The 3 months correlation between Merck and US Brent is 0.42. Overlapping area represents the amount of risk that can be diversified away by holding Merck Company and US Brent Oil in the same portfolio, assuming nothing else is changed. The correlation between historical prices or returns on US Brent Oil and Merck is a relative statistical measure of the degree to which these equity instruments tend to move together. The correlation coefficient measures the extent to which returns on Merck Company are associated (or correlated) with US Brent. Values of the correlation coefficient range from -1 to +1, where. The correlation of zero (0) is possible when the price movement of US Brent Oil has no effect on the direction of Merck i.e., Merck and US Brent go up and down completely randomly.
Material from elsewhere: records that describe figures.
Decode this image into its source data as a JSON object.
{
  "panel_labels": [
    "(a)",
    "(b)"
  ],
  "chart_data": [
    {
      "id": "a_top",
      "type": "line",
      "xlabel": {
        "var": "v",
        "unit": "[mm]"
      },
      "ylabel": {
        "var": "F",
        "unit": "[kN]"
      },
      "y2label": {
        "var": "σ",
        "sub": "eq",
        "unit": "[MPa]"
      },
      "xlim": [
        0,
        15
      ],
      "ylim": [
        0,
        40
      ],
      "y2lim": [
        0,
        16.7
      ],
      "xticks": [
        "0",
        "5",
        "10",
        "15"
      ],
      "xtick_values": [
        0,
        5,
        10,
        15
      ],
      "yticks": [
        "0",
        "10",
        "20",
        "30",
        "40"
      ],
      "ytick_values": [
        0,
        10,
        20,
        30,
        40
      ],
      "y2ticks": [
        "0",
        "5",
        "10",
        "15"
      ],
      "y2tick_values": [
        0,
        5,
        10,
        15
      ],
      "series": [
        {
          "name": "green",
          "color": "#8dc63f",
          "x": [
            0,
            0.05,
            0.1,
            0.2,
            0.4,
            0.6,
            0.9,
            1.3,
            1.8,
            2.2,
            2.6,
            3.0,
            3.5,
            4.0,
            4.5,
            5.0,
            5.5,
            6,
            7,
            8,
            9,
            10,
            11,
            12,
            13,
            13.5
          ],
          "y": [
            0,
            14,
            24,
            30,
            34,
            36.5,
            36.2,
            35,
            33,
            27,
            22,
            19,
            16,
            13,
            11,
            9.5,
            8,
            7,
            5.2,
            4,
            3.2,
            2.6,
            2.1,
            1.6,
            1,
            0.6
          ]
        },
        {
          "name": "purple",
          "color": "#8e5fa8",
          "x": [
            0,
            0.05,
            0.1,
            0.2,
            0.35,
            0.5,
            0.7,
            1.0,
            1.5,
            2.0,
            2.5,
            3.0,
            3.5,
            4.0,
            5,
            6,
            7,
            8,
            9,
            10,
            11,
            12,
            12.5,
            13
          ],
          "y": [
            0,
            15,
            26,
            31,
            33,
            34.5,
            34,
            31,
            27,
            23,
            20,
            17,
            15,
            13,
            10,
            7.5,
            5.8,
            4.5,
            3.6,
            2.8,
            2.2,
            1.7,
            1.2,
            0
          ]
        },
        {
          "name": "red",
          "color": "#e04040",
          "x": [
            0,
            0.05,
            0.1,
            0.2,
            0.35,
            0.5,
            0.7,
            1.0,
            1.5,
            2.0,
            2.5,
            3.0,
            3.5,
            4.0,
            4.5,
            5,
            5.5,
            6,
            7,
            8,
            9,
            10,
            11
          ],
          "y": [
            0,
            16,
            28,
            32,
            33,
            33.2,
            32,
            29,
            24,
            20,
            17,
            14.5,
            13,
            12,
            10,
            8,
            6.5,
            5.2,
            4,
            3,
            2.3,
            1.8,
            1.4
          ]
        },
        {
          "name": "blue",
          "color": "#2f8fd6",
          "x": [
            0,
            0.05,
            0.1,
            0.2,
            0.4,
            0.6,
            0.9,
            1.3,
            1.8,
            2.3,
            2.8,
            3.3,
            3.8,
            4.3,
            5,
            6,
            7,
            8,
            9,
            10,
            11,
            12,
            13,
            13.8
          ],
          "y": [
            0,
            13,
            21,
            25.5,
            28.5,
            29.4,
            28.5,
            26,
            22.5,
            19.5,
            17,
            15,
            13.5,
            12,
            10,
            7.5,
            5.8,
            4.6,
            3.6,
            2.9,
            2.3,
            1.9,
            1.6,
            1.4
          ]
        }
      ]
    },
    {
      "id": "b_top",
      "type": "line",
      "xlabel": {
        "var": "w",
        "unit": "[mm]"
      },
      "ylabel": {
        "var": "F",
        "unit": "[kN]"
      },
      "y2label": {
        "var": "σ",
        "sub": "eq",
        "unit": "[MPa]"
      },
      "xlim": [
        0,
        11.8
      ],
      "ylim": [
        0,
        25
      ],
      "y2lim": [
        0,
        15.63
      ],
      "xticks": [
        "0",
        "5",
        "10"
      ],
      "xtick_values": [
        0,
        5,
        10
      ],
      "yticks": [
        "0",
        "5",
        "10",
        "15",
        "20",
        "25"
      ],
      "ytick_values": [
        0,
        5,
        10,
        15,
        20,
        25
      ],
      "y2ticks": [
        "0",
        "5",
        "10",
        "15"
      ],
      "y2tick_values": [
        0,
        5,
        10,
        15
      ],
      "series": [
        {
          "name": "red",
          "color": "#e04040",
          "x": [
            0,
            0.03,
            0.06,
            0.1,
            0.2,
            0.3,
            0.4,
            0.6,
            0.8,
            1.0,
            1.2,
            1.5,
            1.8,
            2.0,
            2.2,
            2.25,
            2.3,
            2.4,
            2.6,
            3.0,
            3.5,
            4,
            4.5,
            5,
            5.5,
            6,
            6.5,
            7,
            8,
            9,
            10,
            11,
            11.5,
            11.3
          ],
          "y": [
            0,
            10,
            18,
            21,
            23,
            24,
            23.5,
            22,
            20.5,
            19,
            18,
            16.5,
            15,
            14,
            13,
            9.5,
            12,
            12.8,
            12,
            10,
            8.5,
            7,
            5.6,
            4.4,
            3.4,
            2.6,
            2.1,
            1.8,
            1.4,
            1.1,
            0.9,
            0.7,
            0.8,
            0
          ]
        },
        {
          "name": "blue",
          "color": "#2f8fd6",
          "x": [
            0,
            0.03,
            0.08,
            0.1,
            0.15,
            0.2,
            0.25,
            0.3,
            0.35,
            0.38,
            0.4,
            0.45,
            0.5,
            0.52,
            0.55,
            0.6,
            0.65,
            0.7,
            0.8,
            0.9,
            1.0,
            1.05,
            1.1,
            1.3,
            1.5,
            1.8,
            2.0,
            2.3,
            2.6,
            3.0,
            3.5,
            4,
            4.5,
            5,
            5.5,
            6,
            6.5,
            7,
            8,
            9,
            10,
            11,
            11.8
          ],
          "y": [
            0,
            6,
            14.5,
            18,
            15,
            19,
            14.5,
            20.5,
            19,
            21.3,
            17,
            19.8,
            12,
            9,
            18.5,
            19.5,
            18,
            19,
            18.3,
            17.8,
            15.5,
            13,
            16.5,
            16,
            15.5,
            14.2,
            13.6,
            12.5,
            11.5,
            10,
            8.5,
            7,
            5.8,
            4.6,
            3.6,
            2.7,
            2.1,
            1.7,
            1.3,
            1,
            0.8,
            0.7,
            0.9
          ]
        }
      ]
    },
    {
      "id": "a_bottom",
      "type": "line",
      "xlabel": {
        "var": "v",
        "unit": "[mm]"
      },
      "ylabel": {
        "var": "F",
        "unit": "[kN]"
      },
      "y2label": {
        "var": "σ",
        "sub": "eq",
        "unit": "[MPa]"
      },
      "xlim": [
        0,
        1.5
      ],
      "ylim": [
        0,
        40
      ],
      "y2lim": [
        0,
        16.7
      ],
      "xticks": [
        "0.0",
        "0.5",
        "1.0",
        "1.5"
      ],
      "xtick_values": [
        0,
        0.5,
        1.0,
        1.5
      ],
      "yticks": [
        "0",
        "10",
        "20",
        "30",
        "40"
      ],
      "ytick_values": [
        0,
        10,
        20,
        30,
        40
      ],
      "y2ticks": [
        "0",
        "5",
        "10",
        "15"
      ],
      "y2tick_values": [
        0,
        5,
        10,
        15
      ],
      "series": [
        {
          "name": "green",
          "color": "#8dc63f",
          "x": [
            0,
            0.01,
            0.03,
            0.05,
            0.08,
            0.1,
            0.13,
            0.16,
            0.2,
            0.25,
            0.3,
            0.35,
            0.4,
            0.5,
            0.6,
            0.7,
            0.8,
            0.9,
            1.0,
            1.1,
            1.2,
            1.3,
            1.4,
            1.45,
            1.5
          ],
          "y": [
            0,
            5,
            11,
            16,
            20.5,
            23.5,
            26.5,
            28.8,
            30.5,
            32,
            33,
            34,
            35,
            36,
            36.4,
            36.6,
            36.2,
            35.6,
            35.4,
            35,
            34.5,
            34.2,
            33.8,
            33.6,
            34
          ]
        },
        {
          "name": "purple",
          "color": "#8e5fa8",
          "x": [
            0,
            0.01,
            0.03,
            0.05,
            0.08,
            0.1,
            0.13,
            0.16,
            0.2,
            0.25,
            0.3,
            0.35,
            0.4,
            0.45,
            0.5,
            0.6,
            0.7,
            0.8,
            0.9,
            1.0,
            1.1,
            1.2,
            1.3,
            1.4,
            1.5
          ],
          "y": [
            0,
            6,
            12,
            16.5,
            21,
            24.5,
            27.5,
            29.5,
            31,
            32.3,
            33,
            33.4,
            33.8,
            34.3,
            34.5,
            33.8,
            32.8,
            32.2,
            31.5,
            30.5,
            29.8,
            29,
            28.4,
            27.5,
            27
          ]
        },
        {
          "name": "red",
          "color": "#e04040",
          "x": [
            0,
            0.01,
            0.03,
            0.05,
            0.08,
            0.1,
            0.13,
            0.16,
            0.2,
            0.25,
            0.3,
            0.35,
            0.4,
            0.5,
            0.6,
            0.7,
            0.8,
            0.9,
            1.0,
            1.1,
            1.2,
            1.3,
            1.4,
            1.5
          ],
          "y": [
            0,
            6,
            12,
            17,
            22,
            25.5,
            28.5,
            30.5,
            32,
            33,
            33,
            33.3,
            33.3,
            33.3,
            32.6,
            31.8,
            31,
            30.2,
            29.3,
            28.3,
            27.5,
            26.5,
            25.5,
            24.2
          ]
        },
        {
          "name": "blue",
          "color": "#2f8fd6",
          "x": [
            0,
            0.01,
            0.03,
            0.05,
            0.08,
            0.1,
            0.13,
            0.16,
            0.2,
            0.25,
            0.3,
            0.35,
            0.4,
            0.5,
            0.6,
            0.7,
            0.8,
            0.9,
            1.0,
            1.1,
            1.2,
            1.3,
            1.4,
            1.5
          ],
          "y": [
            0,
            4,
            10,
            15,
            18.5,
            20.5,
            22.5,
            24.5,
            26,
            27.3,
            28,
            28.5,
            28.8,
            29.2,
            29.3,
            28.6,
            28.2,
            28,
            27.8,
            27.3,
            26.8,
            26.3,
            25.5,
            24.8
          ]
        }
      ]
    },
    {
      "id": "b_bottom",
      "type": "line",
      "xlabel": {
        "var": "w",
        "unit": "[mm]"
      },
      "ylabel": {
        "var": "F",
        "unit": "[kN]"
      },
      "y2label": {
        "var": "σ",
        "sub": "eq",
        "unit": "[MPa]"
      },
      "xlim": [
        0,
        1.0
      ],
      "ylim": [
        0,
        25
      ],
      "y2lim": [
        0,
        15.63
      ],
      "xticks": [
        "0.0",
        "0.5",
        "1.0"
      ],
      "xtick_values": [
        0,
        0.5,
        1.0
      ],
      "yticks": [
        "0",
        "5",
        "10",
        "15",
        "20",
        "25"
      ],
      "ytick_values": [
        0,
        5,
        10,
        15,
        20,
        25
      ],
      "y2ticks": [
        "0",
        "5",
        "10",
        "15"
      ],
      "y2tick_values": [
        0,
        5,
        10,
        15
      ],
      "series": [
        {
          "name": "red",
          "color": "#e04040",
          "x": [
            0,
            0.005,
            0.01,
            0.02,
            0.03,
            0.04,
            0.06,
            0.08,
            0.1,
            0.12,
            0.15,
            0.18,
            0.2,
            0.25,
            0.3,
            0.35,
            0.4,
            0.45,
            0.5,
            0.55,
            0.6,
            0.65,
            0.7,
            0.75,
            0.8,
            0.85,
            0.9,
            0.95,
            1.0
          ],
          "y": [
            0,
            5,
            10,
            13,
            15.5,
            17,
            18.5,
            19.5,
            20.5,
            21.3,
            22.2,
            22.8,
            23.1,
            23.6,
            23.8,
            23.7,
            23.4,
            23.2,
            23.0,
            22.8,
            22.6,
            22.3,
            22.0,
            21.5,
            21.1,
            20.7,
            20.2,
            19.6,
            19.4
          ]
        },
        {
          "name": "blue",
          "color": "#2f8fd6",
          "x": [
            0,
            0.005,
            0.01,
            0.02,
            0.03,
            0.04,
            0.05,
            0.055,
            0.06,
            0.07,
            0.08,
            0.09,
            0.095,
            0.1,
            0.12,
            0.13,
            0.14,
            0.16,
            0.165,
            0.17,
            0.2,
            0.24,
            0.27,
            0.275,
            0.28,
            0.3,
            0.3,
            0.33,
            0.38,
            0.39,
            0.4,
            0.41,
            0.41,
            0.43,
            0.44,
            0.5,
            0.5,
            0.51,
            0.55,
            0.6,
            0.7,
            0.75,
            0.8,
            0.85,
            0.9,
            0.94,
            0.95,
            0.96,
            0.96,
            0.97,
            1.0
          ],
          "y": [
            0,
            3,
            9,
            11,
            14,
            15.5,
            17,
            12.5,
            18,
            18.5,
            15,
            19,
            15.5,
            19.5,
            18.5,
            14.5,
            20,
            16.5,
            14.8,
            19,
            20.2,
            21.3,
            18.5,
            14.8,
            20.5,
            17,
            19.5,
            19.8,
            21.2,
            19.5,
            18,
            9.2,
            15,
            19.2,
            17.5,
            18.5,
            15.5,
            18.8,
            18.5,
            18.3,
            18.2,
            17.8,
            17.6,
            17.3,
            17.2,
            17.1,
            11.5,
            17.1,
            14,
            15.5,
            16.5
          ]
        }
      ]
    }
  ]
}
Pair Corralation between Merck and US Brent

Considering the 90-day investment horizon Merck is expected to generate 4.7 times less return on investment than US Brent. But when comparing it to its historical volatility, Merck Company is 1.8 times less risky than US Brent. It trades about 0.04 of its potential returns per unit of risk. US Brent Oil is currently generating about 0.1 of returns per unit of risk over similar time horizon. If you would invest  1,081  in US Brent Oil on July 8, 2022 and sell it today you would earn a total of  1,959  from holding US Brent Oil or generate 181.22% return on investment over 90 days.
Time Period3 Months [change]
DirectionMoves Together 
StrengthWeak
Accuracy100.0%
ValuesDaily Returns

Merck Company  vs.  US Brent Oil

 Performance (%) 
       Timeline  
Merck Company 
Merck Performance
0 of 100
Over the last 90 days Merck Company has generated negative risk-adjusted returns adding no value to investors with long positions. Despite fairly strong basic indicators, Merck is not utilizing all of its potentials. The latest stock price confusion, may contribute to short-horizon losses for the traders.

Merck Price Channel

US Brent Oil 
US Brent Performance
0 of 100
Over the last 90 days US Brent Oil has generated negative risk-adjusted returns adding no value to investors with long positions. Despite quite persistent basic indicators, US Brent is not utilizing all of its potentials. The current stock price mess, may contribute to short-term losses for the institutional investors.

US Brent Price Channel

Merck and US Brent Volatility Contrast

   Predicted Return Density   
       Returns  

Pair Trading with Merck and US Brent

The main advantage of trading using opposite Merck and US Brent positions is that it hedges away some unsystematic risk. Because of two separate transactions, even if Merck position performs unexpectedly, US Brent can make up some of the losses. Pair trading also minimizes risk from directional movements in the market. For example, if an entire industry or sector drops because of unexpected headlines, the short position in US Brent will offset losses from the drop in US Brent's long position.
Merck vs. Amazon Inc
The idea behind Merck Company and US Brent Oil pairs trading is to make the combined position market-neutral, meaning the overall market's direction will not affect its win or loss (or potential downside or upside). This can be achieved by designing a pairs trade with two highly correlated stocks or equities that operate in a similar space or sector, making it possible to obtain profits through simple and relatively low-risk investment.
US Brent vs. Bank Of America
Check out your portfolio center. Note that this page's information should be used as a complementary analysis to find the right mix of equity instruments to add to your existing portfolios or create a brand new portfolio. You can also try Pair Correlation module to compare performance and examine fundamental relationship between any two equity instruments.